For me, part of the trouble was not being wired to be trusting long distance. I'm trustworthy, but suspicious. ;-)

Definitely need to be able to disagree like adults.

Cheers,
Ellen

Ellen said...

About the enriched eBooks...

I think the field is wide open at this point. My extra content is a short story (14 pages) about the main characters when they were in high school. I also included an excerpt from the next book about this family.

I've seen a lot of historical romances with nonfiction information linked in.

I think Linda Lael Miller just had one that included character sketches. I'm not sure it was hers, but I know I saw that featured in one book this spring.

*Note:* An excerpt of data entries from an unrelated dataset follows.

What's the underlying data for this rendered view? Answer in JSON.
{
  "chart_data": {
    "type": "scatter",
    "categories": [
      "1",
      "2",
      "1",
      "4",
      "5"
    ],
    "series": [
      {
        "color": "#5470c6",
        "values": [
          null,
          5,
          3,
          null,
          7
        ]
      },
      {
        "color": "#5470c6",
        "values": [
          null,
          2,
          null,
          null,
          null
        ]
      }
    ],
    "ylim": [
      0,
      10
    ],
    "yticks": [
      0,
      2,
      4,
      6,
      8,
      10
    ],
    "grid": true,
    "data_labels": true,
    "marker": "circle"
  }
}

So basically, when you buy the eBook, some extras come along with it. The extras are meant to enhance your experience with that book, but they vary widely.

If I have the chance to do an Enriched book again, I'm going to include some extra scenes. For The Boyfriend's Back, I'd love to have included a scene between the hero's dad and the heroine's daughter. They have a great relationship and are fun characters, but the book is never in their point of view. That's the kind of thing I'd love as an Enriched eBook reader.

Thanks for asking. I am jazzed about this topic!

ForestJane said...

A lot of writers are putting book club discussion questions at the end of their books. You're probably planning on doing that for your e-books, but... Have you ever considered putting a book club trivia contest game on instead? If you're making a DVD anyway.

Simple rules, maybe divide the book club into "A" team and "B" team (or names that fit the book) then get someone to program a game where the question flashes for a second or two - first team captain to tap a key on the keyboard gets to enter in their response. Stick some really tough trivia in for tiebreakers... etc.

Just a thought. ;)

ForestJane
http://www.forestjane.blogspot.com

Ellen said...

That's an excellent idea. I never thought of it. I bet we're going to see all kinds of stuff in the future.

I don't think JK Rowling lets her books come out in e-format, but imagine the kind of stuff she might have had with all that publisher money behind her?